MLB statistics (through September 21, 2026)
- Win–loss record: 4–4
- Earned run average: 5.76
- Strikeouts: 89
- Stats at Baseball Reference

Teams
- Minnesota Twins (2025–present);

= Travis Adams =

American baseball player (born 2000)

Travis Michael Adams (born January 19, 2000) is an American professional baseball pitcher for the Minnesota Twins of Major League Baseball (MLB). He made his MLB debut in 2025.

==Career==
===Amateur===
Adams attended Palm Desert High School in Palm Desert, California, and California State University, Sacramento, where he played college baseball for the Sacramento State Hornets. He logged a combined 10–6 win–loss record and 3.75 earned run average (ERA) with 130 strikeouts and 25 walks across 151 innings pitched. In 2020, Adams played collegiate summer baseball for the Wisconsin Rapids Rafters of the Northwoods League.

===Minnesota Twins===
The Minnesota Twins selected Adams in the sixth round, with the 189th overall selection, of the 2021 Major League Baseball draft. He made his professional debut with the rookie-level Florida Complex League Twins. Adams split the 2022 campaign between the Single-A Fort Myers Mighty Mussels and High-A Cedar Rapids Kernels, accumulating a combined 6–8 record and 3.93 ERA with 108 strikeouts in 100 2/3 innings pitched across 22 starts. He spent 2023 with the Double-A Wichita Wind Surge, compiling a 4–10 record and 5.66 ERA with 97 strikeouts in 109 2/3 strikeouts over 26 games (22 starts).

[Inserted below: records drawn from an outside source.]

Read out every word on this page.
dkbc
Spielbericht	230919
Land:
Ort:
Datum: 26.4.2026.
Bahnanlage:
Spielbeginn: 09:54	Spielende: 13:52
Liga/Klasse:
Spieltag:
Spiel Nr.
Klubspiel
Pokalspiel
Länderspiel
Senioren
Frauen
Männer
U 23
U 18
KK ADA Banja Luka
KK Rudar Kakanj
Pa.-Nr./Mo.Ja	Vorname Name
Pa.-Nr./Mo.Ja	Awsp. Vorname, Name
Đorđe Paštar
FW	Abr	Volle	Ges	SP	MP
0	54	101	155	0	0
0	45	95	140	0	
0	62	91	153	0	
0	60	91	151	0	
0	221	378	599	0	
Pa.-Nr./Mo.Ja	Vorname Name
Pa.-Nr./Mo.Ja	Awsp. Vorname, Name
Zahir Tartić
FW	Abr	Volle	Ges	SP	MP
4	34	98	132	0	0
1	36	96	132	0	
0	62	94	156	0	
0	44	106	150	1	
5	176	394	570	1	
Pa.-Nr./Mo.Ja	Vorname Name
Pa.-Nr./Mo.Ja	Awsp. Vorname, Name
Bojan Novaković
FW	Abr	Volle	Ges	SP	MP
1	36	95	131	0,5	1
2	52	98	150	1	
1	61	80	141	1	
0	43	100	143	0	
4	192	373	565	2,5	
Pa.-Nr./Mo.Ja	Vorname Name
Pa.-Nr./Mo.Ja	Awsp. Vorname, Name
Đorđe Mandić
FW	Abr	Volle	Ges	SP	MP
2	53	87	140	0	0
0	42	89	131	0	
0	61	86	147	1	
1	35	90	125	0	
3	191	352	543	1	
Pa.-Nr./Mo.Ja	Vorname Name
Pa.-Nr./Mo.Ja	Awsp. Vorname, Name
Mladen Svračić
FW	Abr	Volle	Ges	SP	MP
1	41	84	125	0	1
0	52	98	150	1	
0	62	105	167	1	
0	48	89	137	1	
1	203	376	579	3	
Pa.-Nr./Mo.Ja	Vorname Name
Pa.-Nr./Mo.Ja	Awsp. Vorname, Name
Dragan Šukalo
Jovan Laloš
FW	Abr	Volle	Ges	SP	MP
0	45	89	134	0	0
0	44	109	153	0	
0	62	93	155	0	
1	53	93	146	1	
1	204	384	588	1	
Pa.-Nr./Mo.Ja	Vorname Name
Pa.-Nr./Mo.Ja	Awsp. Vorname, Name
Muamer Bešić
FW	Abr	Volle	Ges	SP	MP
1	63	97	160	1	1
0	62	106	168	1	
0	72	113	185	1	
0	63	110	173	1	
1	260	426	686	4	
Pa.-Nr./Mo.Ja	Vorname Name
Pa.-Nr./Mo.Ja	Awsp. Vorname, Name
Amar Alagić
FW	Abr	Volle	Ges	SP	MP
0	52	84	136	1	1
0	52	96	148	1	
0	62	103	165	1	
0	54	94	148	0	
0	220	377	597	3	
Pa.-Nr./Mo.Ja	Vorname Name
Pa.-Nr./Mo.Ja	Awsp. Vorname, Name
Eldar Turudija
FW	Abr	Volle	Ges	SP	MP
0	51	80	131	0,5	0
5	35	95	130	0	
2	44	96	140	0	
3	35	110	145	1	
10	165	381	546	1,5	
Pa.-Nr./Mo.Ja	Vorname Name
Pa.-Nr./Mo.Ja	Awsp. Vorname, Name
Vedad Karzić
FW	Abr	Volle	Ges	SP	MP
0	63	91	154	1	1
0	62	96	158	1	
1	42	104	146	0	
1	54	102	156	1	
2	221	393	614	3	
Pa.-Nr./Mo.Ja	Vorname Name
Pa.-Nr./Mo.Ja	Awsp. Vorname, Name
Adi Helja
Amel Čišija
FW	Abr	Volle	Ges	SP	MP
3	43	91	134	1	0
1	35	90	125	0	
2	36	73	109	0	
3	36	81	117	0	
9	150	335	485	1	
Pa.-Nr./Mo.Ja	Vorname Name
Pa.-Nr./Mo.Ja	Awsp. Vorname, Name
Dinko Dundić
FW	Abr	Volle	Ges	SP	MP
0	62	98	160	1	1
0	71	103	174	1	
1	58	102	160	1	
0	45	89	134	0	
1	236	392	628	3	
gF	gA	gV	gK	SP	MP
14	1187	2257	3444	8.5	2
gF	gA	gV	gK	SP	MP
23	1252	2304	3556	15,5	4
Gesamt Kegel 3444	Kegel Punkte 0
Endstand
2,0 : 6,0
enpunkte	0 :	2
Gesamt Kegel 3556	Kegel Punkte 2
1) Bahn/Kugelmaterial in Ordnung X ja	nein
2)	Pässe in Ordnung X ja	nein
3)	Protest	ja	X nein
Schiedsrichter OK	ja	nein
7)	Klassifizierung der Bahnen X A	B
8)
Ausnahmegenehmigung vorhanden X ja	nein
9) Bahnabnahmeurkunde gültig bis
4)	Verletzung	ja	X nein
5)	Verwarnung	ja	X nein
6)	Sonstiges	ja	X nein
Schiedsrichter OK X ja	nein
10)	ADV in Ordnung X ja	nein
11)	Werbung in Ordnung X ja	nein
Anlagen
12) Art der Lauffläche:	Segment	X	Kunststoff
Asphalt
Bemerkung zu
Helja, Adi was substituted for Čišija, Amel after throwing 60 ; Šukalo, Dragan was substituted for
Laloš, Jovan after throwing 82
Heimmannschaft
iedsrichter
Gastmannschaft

Adams spent 2024 with Double-A Wichita and the Triple-A St. Paul Saints, compiling a 5–9 record and 3.90 ERA with 118 strikeouts across 127 innings pitched. On November 19, 2024, the Twins added Adams to their 40-man roster to protect him from the Rule 5 draft.

The Twins optioned Adams to Triple-A St. Paul to begin the 2025 season. In 13 appearances for the Saints, he logged a 3–1 record and 3.43 ERA with 37 strikeouts and three saves across 42 innings of work. On June 6, 2025, Adams was promoted to the major leagues for the first time. He went unused out of the bullpen, and was optioned back to St. Paul on June 9, briefly becoming a phantom ballplayer. Adams was promoted for a second time on July 5, and made his MLB debut that day against the Tampa Bay Rays. On July 12, Adams recorded his first career win, allowing one earned run in four innings of relief against the Pittsburgh Pirates.